Rules of Thumb for Information Acquisition from Large and Redundant Data
- Cite this paper as:
- Gatterbauer W. (2011) Rules of Thumb for Information Acquisition from Large and Redundant Data. In: Clough P. et al. (eds) Advances in Information Retrieval. ECIR 2011. Lecture Notes in Computer Science, vol 6611. Springer, Berlin, Heidelberg
We develop an abstract model of information acquisition from redundant data. We assume a random sampling process from data which contain information with bias and are interested in the fraction of information we expect to learn as function of (i) the sampled fraction (recall) and (ii) varying bias of information (redundancy distributions).
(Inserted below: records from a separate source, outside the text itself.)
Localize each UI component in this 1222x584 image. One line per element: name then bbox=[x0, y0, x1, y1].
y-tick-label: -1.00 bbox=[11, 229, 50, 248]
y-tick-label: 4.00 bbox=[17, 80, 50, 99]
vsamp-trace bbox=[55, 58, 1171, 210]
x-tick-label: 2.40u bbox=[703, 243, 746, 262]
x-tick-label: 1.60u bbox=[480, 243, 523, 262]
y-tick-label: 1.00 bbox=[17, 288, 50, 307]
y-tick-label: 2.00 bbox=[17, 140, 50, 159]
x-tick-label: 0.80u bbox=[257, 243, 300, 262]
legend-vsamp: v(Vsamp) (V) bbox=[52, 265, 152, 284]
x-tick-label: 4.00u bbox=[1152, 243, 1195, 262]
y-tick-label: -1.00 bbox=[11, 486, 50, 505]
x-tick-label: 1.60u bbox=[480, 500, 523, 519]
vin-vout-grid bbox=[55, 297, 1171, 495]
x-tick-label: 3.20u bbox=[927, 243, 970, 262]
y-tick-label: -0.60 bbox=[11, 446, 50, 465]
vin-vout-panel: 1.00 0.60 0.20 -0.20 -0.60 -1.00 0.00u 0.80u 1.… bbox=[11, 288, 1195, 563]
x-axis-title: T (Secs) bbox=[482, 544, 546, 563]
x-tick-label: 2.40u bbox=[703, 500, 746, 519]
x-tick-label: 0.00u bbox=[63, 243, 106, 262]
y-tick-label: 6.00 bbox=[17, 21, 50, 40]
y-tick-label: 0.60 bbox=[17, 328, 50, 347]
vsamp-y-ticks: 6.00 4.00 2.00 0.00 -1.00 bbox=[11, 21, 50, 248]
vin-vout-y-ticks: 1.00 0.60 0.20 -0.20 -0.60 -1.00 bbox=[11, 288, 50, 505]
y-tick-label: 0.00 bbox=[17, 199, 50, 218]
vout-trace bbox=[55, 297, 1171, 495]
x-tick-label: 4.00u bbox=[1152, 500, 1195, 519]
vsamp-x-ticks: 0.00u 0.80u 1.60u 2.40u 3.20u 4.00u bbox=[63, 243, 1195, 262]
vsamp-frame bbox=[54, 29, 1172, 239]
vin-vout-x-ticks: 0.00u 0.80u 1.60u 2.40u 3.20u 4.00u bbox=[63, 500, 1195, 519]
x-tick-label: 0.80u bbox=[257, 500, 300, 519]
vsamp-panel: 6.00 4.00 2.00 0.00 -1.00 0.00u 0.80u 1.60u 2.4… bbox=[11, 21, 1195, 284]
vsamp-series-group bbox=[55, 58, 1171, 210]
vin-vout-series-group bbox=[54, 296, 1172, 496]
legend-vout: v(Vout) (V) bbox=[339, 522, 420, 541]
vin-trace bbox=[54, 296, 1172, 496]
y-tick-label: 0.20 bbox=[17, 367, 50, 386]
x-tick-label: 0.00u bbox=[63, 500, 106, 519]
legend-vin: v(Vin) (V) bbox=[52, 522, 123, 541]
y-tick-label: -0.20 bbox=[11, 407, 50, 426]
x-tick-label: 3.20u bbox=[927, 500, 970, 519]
We develop two rules of thumb with varying robustness. We first show that, when information bias follows a Zipf distribution, the 80-20 rule or Pareto principle does surprisingly not hold, and we rather expect to learn less than 40% of the information when randomly sampling 20% of the overall data. We then analytically prove that for large data sets, randomized sampling from power-law distributions leads to “truncated distributions” with the same power-law exponent. This second rule is very robust and also holds for distributions that deviate substantially from a strict power law. We further give one particular family of power-law functions that remain completely invariant under sampling. Finally, we validate our model with two large Web data sets: link distributions to web domains and tag distributions on delicious.com.